Прошла первая тяжелая зима. Арсеньев отбывал заключение в Самаре. Знакомый Марине старый надзиратель тюрьмы тайком передавал Арсеньеву с воли записки, книги… Товарищи носили передачи… Отец писал ласковые, успокаивающие письма…
Жизнь постепенно вошла в свою колею, но Арсеньевых ждало еще одно семейное горе…
Окончив гимназию, как-то неожиданно заневестилась и вышла замуж Алина… Муж ее никому не нравился, в семье Арсеньевых он казался чужим, пришлым человеком, но ни слезы сестер, ни уговоры матери не подействовали на Алину, и сразу после свадьбы она уехала с мужем на Дальний Восток, в чужую ей семью. И, только прощаясь со своими уже на перроне, Алина вдруг испугалась предстоящей разлуки и, бросившись к матери, горько заплакала.
– Алина, голубка моя!.. Еще не поздно, вернемся домой… – уговаривала дочь Марина.
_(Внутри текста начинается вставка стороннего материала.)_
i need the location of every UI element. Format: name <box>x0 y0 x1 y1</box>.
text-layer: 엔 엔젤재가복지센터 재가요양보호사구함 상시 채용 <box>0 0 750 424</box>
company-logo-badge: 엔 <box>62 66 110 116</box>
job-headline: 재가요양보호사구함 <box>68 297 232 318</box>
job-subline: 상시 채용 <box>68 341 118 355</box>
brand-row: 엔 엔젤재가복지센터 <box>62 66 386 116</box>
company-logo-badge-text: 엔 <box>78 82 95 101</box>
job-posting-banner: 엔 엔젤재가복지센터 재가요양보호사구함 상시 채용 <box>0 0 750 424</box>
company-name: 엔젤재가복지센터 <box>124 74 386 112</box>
– Домой, домой! Алиночка, родненькая, пойдем домой!.. – цепляясь за сестру, умоляла Динка.
Мышка молча плакала, роняя слезы на свадебный букет. Леня бросился в вагон за Алининым чемоданом… Муж Алины, стоя на подножке, задержал его.
– Я не понимаю, что здесь происходит? – холодно сказал он и, подойдя к Алине, взял ее за руку.
Алина вытерла слезы и пошла в вагон. Поезд отошел. Осиротевшая семья долго стояла на перроне, глядя на исчезающие вдали красные огоньки. И снова кое-как наладилась жизнь, только за столом опустело место старшей сестры да на светлом лице Марины прибавилась новая глубокая морщинка. Жить становилось трудно. Фирма «Реддавей», где служила Марина, после ареста мужа уволила ее. Мышка, окончив семь классов гимназии, пошла на краткосрочные курсы сестер; Леня поступил в университет и целый день бегал по урокам; Динка училась. Ей не удалось сдержать свое обещание учиться только на пятерки. Она получала пятерки только по тем предметам, которые любила, а любила она, по ее собственному выражению, «больше всего на свете» уроки словесности и своего учителя словесности.
– Василий Иннокентьевич уважает чужие мысли, – важно говорила она дома. – Он никогда меня не одергивает… И вообще… – Динка обводила взглядом своих домашних и многозначительно добавляла: – Василий Иннокентьевич знает, кого нужно ругать, а кого хвалить.